19 de janeiro de 2014

Catulo etc.

O título do texto é "De Catulo a Simão Pessoa - dois mil anos de poesia e escracho". São oito páginas. Tenho-o desde 1995 mais ou menos. Não quis jogá-lo fora. Mas estamos em 2013. Preservo-o? Preciso limpar as gavetas. Achei que o texto era de uma amiga minha e só no final descobri o seu autor: Zémaria Pinto. Não sabia quem era e fui pesquisar. Mas não falarei sobre ele. Vou simplesmente transcrever algumas das partes deste seu texto. Dou-me por satisfeita de falar em nomes como Catulo etc.

Odeio e amo. Talvez perguntes por que faço isso.
Não sei, mas sinto que me acontece e me torturo.
(trad. Paulo Sérgio de Vasconcelos)
Diz Zémaria:
Caius Valeriu Catullus (87-54 a.C.) foi a expressão máxima daqueles a quem o azedo Cícero chamou desdenhosamente de "poetas novos", jovens que preferiam as formas breves, preconizadas há 300 anos pelos alexandrinos, às longas e invariavelmente chatas epopeias.

Nota da transcritora: discordo.
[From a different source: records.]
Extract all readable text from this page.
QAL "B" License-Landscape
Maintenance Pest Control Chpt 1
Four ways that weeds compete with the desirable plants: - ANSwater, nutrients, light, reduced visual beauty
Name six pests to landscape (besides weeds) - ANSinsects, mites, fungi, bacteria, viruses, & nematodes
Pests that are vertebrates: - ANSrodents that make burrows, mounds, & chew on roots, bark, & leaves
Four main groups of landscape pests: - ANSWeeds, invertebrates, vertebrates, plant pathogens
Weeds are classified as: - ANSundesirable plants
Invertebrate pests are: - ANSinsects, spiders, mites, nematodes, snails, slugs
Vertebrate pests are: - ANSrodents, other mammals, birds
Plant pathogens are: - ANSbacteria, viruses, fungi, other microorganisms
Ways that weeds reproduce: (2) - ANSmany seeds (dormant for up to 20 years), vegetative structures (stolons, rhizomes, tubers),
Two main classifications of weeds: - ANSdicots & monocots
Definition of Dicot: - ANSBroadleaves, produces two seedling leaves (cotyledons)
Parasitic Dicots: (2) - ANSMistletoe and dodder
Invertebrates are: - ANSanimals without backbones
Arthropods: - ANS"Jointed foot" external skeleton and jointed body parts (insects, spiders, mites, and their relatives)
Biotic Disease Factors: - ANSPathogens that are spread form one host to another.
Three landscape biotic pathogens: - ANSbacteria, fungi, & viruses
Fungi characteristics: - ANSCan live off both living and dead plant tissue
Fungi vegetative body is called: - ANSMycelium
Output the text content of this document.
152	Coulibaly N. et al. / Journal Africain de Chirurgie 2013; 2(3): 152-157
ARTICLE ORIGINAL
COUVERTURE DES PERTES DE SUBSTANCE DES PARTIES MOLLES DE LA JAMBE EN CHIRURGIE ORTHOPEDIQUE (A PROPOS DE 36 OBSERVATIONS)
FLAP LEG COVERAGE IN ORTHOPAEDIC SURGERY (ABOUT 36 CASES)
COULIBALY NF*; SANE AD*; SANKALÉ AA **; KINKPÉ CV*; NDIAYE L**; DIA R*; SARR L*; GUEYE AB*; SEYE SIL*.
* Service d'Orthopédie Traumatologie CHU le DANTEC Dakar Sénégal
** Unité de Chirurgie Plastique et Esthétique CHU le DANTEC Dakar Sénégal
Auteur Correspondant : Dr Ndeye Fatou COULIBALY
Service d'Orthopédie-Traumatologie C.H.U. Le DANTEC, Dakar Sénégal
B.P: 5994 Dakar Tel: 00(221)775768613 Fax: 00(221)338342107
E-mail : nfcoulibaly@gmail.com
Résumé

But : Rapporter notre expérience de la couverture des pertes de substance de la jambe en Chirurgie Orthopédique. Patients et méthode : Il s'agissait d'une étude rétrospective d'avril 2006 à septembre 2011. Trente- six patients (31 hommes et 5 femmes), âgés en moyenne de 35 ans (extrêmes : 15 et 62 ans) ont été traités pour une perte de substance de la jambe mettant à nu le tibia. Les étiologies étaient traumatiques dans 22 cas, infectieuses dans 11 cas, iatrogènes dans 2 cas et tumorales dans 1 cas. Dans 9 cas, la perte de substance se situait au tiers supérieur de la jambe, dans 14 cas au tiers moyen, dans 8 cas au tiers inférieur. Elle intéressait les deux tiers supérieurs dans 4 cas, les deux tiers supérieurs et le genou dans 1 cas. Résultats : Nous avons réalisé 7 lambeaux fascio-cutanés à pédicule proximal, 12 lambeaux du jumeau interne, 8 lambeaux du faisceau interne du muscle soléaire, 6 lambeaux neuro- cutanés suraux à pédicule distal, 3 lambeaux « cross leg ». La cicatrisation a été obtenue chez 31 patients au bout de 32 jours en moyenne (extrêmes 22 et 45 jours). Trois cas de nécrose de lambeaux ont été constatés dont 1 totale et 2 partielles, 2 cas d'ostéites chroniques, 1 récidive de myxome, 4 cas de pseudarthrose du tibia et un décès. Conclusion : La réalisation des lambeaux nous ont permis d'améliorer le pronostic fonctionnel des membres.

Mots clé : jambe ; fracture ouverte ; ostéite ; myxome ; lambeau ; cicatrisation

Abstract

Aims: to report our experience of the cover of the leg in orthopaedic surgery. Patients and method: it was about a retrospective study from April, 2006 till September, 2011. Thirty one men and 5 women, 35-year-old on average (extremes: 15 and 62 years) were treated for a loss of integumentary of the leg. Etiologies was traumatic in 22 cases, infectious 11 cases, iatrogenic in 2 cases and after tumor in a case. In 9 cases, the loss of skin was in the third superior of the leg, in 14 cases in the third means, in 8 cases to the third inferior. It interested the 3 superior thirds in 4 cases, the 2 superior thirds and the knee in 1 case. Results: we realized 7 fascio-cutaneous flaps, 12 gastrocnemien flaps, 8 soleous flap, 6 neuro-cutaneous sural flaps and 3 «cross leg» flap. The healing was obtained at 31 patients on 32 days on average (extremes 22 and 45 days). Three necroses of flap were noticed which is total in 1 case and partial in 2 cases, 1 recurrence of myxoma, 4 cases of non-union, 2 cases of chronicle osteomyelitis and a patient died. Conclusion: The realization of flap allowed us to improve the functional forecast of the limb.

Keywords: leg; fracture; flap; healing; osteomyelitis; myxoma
Epopeias nem sempre são chatas. E há muuuuitos poetas novos bem maçantes, principalmente por serem autorreferentes demais.

Havia nos novos poetas romanos ecos de um tempo ainda mais distante: Safo, poeta grega, de Lesbos, século VII a.C., foi descarada e amorosamente copiada por catulo, que a homenageou nomeando sua musa como Lésbia.

Mas o lírico refinado é também o introdutor na cultura latina de uma linguagem sarcástica e ferina, no limiar do que os convencionais [...] chamariam de chula.

Te peço, minha doce Ipsilila,
delícias minhas, graça, mimos meus,
ordena, que finda a sesta, eu te procure,
e caso ordenes, cogita tais cuidados:
despe de trava ou tranca a tua porta,
não te assaltem coceiras de sair.
Mas fica em casa, em raro preparo
de nove, gota a gota, nove fodas.
Se assim quiseres, pressa!, não hesites,
que eu, já almoçado, e farto à farta,
perfuro a um só tempo toga e túnica!

(Trad. Luiz Antônio de Figueiredo e Ênio Aloísio Fonda)

***
Ameana, mulher super-usada,
me pediu a quantia de diz mil!
Uma mulher de nariz grotesco,
amante de um caipira sem dinheiro!
Parentes, que se preocupam com a moça,
chamem os amigos e os médicos:
a moça está doente. E nem precisa
perguntar o que é: ela delira!

(Trad. Zélia de Almeida Cardoso)

***
Ah! Célio, a nossa Lésbia, aquela Lésbia,
a própria Lésbia a quem Catulo amou
mais que a todos os seus, mais que a si próprio,
agora, nas encruzilhadas e nos becos,
esfola os netos do magnânimo Remo.

(Trad. Luiz Antônio de Figueiredo e Ênio Aloísio Fonda)

***
Imundo puteiro, e vocês, companheiros de putaria
(nona pilastra depois do templo dos irmãos de barrete),
pensam que só vocês têm culhões,
podem comer tudo quanto é moça
e que os outros não passam de bodes?
(...) Pois a minha menina, que fugiu dos meus braços,
amada tanto quanto nenhuma será amada,
pela qual travei tantas batalhas,
senta-se aí, com vocês.
Com ela, vocês todos, nobres e ricos,
fazem amor e, contudo, o que é uma indignidade,
são todos mesquinhos e depravados da sarjeta (...)

(trad. Paulo Sérgio de Vasconcelos) 

***
Depois  de outros exemplos, Zémaria cita Marcial, cronista do primeiro século da era cristã e salta até Gregório de Mattos. Passa por Bocage (1765-1805), que carnavalizou o soneto, chegando a Simão Pessoa, que é pra lá de machista e escrachado. Esse ainda anda por aí na lida da dessacralização. Segundo Zémaria, em sua poesia há registros de uma insuspeita alegria em alguns poemas do livro Carajo:

Ivo ganhou uma ave
a ave de Ivo voa
baleei a ave do Ivo
Ivo ficou puto
Ivo me dedou pro velho
Ivo é um viado

***
O cravo transou a rosa
debaixo de uma sacada
o cravo saiu sorrindo
a rosa descabaçada

***
Súbito aguaceiro

Libertam-se libélulas
crisálidas de cristal
sob sol insólito

e eu meio bundão
cansado de fazer
tanta aliteração

***
Flores de cerejeira

Olho para as flores
Olho e as flores caem
Olho e as flores riem

Brincadeira:
nessa porra de cidade
nem existe cerejeira!

***
Resta saber se Safo era mesmo uma adepta do poema-escracho. Mas por ora volto às gavetas para de lá retirar raspas de textos, lembranças de outros Catulos etc.